Primary election voters who fail to vote for candidates or issues because of confusion over the new balloting system cannot recast their ballots, the Clallam County election board ruled Monday.
The canvassing board’s advice to voters: Read the instructions carefully before enclosing your ballot in the envelope and returning it to the Auditor’s Office.
Once you’ve sealed the envelope, you can’t reopen it without voiding your vote.
The three-member Clallam County election canvassing board convened an emergency meeting Monday afternoon at the request of County Auditor Cathleen McKeown.
McKeown said the meeting was prompted by about 10 phone calls her office received from Sequim-area voters who did not read the Sept. 14 primary ballot instructions.
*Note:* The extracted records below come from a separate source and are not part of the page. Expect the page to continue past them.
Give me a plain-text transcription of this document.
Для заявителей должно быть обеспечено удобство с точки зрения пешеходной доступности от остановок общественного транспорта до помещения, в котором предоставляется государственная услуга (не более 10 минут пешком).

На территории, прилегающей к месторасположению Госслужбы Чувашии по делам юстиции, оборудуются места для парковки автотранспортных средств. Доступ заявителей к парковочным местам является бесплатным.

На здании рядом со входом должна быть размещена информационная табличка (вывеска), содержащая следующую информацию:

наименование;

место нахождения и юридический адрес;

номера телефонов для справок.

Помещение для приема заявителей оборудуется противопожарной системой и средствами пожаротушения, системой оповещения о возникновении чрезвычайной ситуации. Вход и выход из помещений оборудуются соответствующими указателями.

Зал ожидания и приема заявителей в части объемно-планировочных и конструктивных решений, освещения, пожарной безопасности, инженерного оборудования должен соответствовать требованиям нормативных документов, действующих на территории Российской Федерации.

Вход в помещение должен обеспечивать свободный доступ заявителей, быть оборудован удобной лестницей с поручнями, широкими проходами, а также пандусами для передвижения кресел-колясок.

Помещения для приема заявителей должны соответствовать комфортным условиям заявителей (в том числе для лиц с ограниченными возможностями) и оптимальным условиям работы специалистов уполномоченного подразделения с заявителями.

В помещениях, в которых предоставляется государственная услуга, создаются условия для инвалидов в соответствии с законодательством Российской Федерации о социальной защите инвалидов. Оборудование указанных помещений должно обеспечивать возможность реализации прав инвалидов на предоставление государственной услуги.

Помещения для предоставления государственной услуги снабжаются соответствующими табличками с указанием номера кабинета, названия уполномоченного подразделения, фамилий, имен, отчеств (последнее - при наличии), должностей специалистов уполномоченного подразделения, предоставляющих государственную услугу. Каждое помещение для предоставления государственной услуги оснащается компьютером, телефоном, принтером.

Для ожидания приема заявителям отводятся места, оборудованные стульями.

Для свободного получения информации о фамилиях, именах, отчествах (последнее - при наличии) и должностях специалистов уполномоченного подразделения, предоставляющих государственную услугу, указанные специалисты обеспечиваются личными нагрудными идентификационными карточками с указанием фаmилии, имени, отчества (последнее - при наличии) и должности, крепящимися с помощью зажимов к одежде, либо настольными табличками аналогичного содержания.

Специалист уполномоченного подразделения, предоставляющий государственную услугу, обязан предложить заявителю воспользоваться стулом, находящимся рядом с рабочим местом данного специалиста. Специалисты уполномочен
The ballot materials were mailed to all registered voters in the county last week.
The complainants said they failed to cast votes for either the nonpartisan judge races or the Fire District No. 3 levy because of the items’ positions on the color-coded partisan ballots.
Color-coded ballots
Four color-coded ballots — each representing three political parties and a nonpartisan ballot — were given to voters.
Each voter must choose one punchcard ballot on which to cast all votes and toss the other three ballots.
“People are confused and frustrated,” McKeown told her fellow canvassing board members, County Commissioner Steve Tharinger, D-Dungeness, and Prosecuting Attorney Deb Kelly, R-Port Angeles.
McKeown, whose office is nonpartisan, said callers have argued “that we’re taking away their constitutional right” to vote.
Ironically, the U.S. Supreme Court ruled the state’s former open primary — allowing voting across party lines — was unconstitutional because, it said, political parties have the sole right to pick their candidates for the general election.
One voting couple told her that they burned their ballots rather than vote in the new primary system.